ChatGPT-4 (n=98) provided 93 (95%) responses with accurate information, and 82 (84%) were comprehensive. ChatGPT-3.5 (n=83) provided 74 (89%) responses with accurate information, and 66 (79%) were comprehensive. When examined by question category, ChatGTP-4 and ChatGPT-3.5 provided 53 (95%) and 48 (86%) comprehensive responses, respectively, to "general questions" (n=56). When examined by subject, ChatGPT-4 and ChatGPT-3.5 performed best in response to cardiology questions (n=12) with both models producing 10 (83%) comprehensive responses. For gastroenterology (n=15), ChatGPT-4 received comprehensive grades for 9 (60%) responses, and ChatGPT-3.5 provided 8 (53%) responses. Overall, 96 of 98 (98%) responses for ChatGPT-4 and 73 of 83 (88%) for ChatGPT-3.5 were reproducible. The readability of ChatGPT-4's responses ranged from 10th to beyond graduate US grade levels with an average of 15.5 (SD 1.9).
Large language models are a promising tool for accurate and reliable health information for patients living with amyloidosis. However, ChatGPT's responses exceeded the American Medical Association's recommended fifth- to sixth-grade reading level. Future studies focusing on improving response accuracy and readability are warranted. Prior to widespread implementation, the technology's limitations and ethical implications must be further explored to ensure patient safety and equitable implementation.
淀粉样变性是一种罕见的多系统疾病,通常需要复杂的多学科护理。
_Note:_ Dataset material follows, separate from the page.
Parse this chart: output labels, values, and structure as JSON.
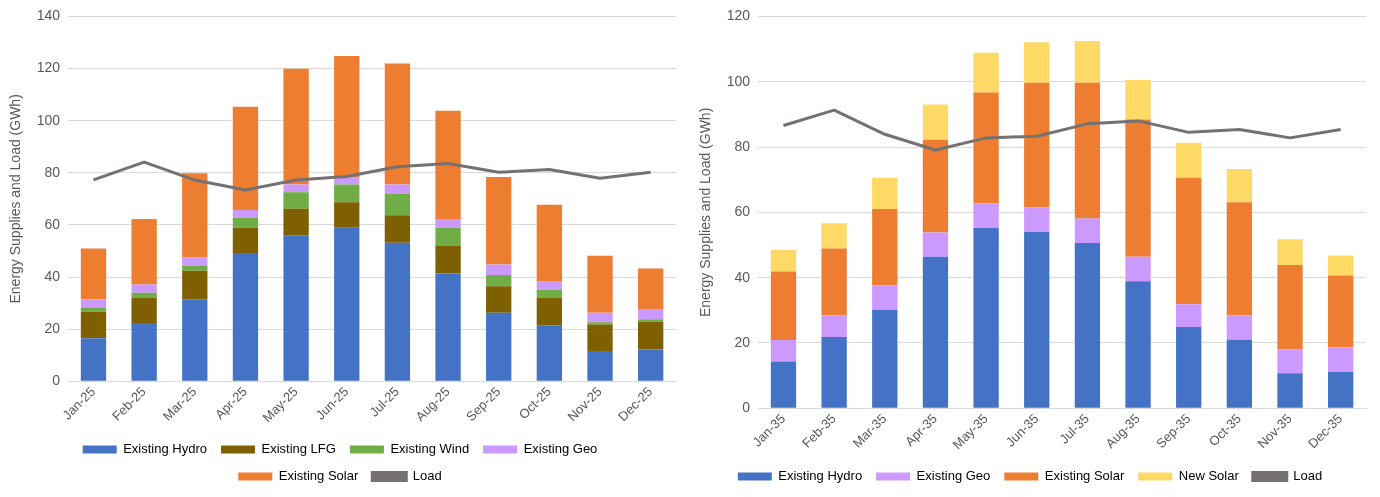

其低患病率凸显了努力确保提供高质量患者教育材料以实现更好治疗效果的重要性。ChatGPT(OpenAI)是一种由人工智能驱动的大型语言模型,为患者和医疗服务提供者提供了传播准确、可靠且易于获取的教育资源的潜在途径。其用户友好的界面、引人入胜的对话式回复以及用户提出后续问题的能力,使其成为向患者提供准确和量身定制信息的有前途的未来工具。
我们对ChatGPT在回答与淀粉样变性相关问题时的准确性、可重复性和可读性进行了多学科评估。
总共从医学协会、机构和淀粉样变性脸书支持小组中整理了98个与心脏病学、胃肠病学和神经病学相关的淀粉样变性问题,并输入到ChatGPT-3.5和ChatGPT-4中。与心脏病学和胃肠病学相关的回复分别由一位专门从事淀粉样变性的认证心脏病专家和认证胃肠病专家独立评分。这两位评审员(RG和DCK)也对一般问题进行评分,如有分歧则通过讨论解决。与神经病学相关的回复由一位专门从事淀粉样变性的认证神经科医生(AAH)评分。评审员使用以下评分标准:(1)全面,(2)正确但不充分,(3)部分正确部分错误,(4)完全错误。问题按类别分层以进行进一步分析。通过将每个问题输入每个模型两次来评估可重复性。还使用Python(Python软件基金会)中的Textstat库和R软件(R统计计算基金会)中的Textstat可读性包评估ChatGPT-4回复的可读性。
ChatGPT-4(n=98)提供了93条(95%)信息准确的回复,其中82条(84%)是全面的。ChatGPT-3.5(n=83)提供了74条(89%)信息准确的回复,其中66条(79%)是全面的。按问题类别检查时,ChatGTP-4和ChatGPT-3.5分别对“一般问题”(n=56)提供了53条(95%)和48条(86%)全面回复。按主题检查时,ChatGPT-4和ChatGPT-3.5在回答心脏病学问题(n=12)时表现最佳,两个模型均产生了10条(83%)全面回复。对于胃肠病学(n=15),ChatGPT-4对9条(60%)回复给出了全面评分,ChatGPT-3.5提供了8条(53%)回复。总体而言,ChatGPT-4的98条回复中有96条(98%)、ChatGPT-3.5的83条回复中有73条(88%)是可重复的。ChatGPT-4回复的可读性范围从美国小学10年级到研究生以上水平,平均为15.5(标准差1.9)。
大型语言模型是为患有淀粉样变性的患者提供准确可靠健康信息的有前途的工具。然而,ChatGPT的回复超出了美国医学协会推荐的五至六年级阅读水平。有必要开展未来研究以提高回复的准确性和可读性。在广泛应用之前,必须进一步探索该技术的局限性和伦理影响,以确保患者安全和公平应用。